Hoje
compartilho convosco a terra.
Terra
chamada Machico. E terra-génese da vida, inspiração telúrica, emanação do
espírito.
Imprevistamente,
na linha meridiana do 21 de Maio – eram doze as badaladas no “sino coração da gente - o centro da cidade
transfigurou-se. Por conta própria. Geração espontânea de um punhado de jovens que
inundou a sala de visitas da primeira capitania da ilha com o universo musical
e espiritual de José Afonso. Foi o grupo denominado “Moodin”, da Banda Filarmónica concelhia.
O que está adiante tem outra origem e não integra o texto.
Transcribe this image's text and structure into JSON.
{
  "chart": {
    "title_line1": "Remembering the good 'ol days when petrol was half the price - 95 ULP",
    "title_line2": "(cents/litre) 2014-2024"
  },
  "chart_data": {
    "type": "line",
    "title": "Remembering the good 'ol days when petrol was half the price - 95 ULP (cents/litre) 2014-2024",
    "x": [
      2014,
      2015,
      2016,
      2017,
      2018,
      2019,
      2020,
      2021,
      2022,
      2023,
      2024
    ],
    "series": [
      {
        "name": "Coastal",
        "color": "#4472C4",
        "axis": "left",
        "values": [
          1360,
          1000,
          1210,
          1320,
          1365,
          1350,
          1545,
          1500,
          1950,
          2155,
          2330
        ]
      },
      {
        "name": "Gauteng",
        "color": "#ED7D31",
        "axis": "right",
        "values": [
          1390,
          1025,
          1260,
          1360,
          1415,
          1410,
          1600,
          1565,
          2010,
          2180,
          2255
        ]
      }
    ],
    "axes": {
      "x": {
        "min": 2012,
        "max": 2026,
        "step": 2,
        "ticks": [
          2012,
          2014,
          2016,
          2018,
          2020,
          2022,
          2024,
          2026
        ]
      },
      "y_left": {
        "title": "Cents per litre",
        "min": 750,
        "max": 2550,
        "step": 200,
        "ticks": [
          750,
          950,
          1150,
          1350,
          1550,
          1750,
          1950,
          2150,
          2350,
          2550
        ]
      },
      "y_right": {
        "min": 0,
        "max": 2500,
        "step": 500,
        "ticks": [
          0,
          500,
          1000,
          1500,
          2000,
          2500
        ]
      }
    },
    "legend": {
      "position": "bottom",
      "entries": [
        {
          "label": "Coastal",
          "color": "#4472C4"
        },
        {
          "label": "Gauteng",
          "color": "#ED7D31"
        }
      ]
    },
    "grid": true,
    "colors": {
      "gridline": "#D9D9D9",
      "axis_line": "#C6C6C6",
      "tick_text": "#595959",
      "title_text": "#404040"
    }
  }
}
Desfilaram diante da varanda dos nossos olhos e da nossa sensibilidade as
baladas mais expressivas do cantor de Abril. Os metais, as teclas e as
guitarras entrelaçaram-se num feixe inebriante, segurado por uma percussão
meticulosamente estruturada. Zeca Afonso
teria ficado extasiado, ao ouvir a variegada riqueza harmónica que as suas
melodias suscitaram, numa simbiose de êxtase, por vezes alucinante, de todo o
instrumental, composto por dezena e meia de artistas exímios. Os arranjos, o
virtuosismo à mistura com o crescendo de um clímax a que a técnica do jazz
conferia maior vibração remexeram e prenderam todos quantos ali estávamos num
abraço comum. Por mais paradoxal que pareça, dois qualificativos exprimem o
acontecimento: intimista e apoteótico na sua concepção, execução e
interpretação.
Devo
manifestar, no entanto, a minha estupefacção por este brinde que o grupo nos ofereceu. Mas por um outro motivo. É que tudo nasceu da livre espontaneidade dos
executantes. Foi o mesmo corpo numa alma nova. Explico-me. Normalmente, a
evocação de José Afonso está consignada a associações público-privadas ou a
formações de tendência progressista já catalogadas e firmadas ao longo dos
anos. Desta vez, foi Zeca Afonso, “não
rouxinol na prisão, mas pardal na rua”, como bem poderia dizer António Aleixo. Sem
paternidade segregada nem ‘sponsors’ da praça oficial. Não levarão a mal os
músicos participantes se disser que ali foi José Afonso, irmanado com os filhos
do povo, José Afonso “andarilho, nascido
do maio, maduro maio”, como ele tanto
gostava de cantar. Mais convicto fiquei quando o director da Banda Municipal,
Manuel Spínola, informou que alguns deles, universitários das faculdades em
Portugal Continental, deslocaram-se propositadamente à sua terra para nos
trazer esta dádiva tão surpreendente.
Por
isso que comecei esta crónica de circunstância com a exaltação da terra,
inspiração telúrica, emanação do espírito. Numa altura de tradições insulares
do Espírito, ouso dizer que este momento único, vivido no Passeio Público da
Cidade, foi a ressurreição do espírito da Liberdade, a emanação de José Afonso
no meio do povo de Machico para quem ele
cantou, em 1976, abraçado à estátua de Tristão Vaz Teixeira – a mais sólida
testemunha da sua presença nesta terra.
A
primorosa apresentação da Dra. Benvinda Ladeira e as justas homenagens de
Ricardo Franco, autarca presidente, aos
intérpretes pioneiros deste evento autenticaram com a sua presença este, para
nós, histórico concerto. José Afonso deitou em Machico raízes fundas que hoje produzem
flores e frutos de primavera. Bem Hajam!